Question

Solve by cross multiplication: 2x − 3y = 9; 4x + 9y + 2 = 0.

Answer 1

Answer:

(x, y) = ( 5/2, -4/3)

Step-by-step explanation:

Multiply equation (i) by 3 and add to equation (ii)

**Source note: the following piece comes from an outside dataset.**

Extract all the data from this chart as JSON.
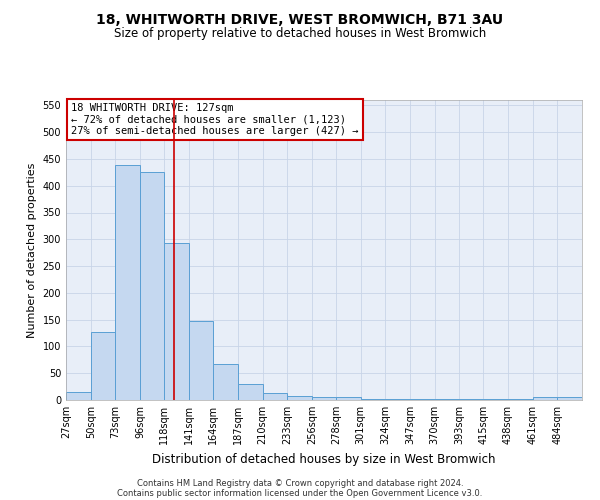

6x − 9y = 27     ... eq (i) x 3

4x + 9y = -2      ... eq (ii)

10x = 25

⇒ x = 25/10 = 5/2

∴ y = (-2 - 4x)/ 9 = (-2 -10 )/9 = -12/9 = -4/3

(x, y) = ( 5/2, -4/3)

Answer 2

$\large\underline{\sf{Solution-}}$

Given pair of linear equations are

$\rm :\longmapsto\:2x - 3y = 9$

and

$\rm :\longmapsto\:4x + 9y + 2 = 0$

can be rewritten as

$\rm :\longmapsto\:4x + 9y = - \: 2$

Now, Using Cross Multiplication method, we get

$\begin{gathered}\boxed{\begin{array}{c|c|c|c} \bf 2 & \bf 3 & \bf 1& \bf 2\\ \frac{\qquad}{} & \frac{\qquad}{}\frac{\qquad}{} &\frac{\qquad}{} & \frac{\qquad}{} &\\ \sf - 3 & \sf 9 & \sf 2 & \sf - 3\\ \\ \sf 9 & \sf - 2 & \sf 4 & \sf 9\\ \end{array}} \\ \end{gathered}$

So, we have now

$\rm :\longmapsto\:\dfrac{x}{6 - 81} = \dfrac{y}{36 - ( - 4)} = \dfrac{ - 1}{18 - ( - 12)}$

$\rm :\longmapsto\:\dfrac{x}{ - 75} = \dfrac{y}{36 + 4} = \dfrac{ - 1}{18 + 12}$

$\rm :\longmapsto\:\dfrac{x}{ - 75} = \dfrac{y}{40} = \dfrac{ - 1}{30}$

Taking first and third member, we get

$\rm :\longmapsto\:\dfrac{x}{ - 75} = \dfrac{ - 1}{30}$

$\rm :\longmapsto\:{x} = \dfrac{75}{30}$

$\bf :\longmapsto\:{x} = \dfrac{5}{2}$

Taking second and third member, we get

$\rm :\longmapsto\: \dfrac{y}{40} = \dfrac{ - 1}{30}$

$\rm :\longmapsto\:{y} = \dfrac{ - 40}{30}$

$\bf :\longmapsto\:{y} = - \: \dfrac{ 4}{3}$

Verification :-

Consider,

$\rm :\longmapsto\:2x - 3y = 9$

On substituting the values of x and y, we get

$\rm :\longmapsto\:2 \times \dfrac{5}{2} - 3 \times \dfrac{ - 4}{3} = 9$

$\rm :\longmapsto\:5 - ( - 4) = 9$

$\rm :\longmapsto\:5 + 4 = 9$

$\rm :\longmapsto\:9 = 9$

Hence, Verified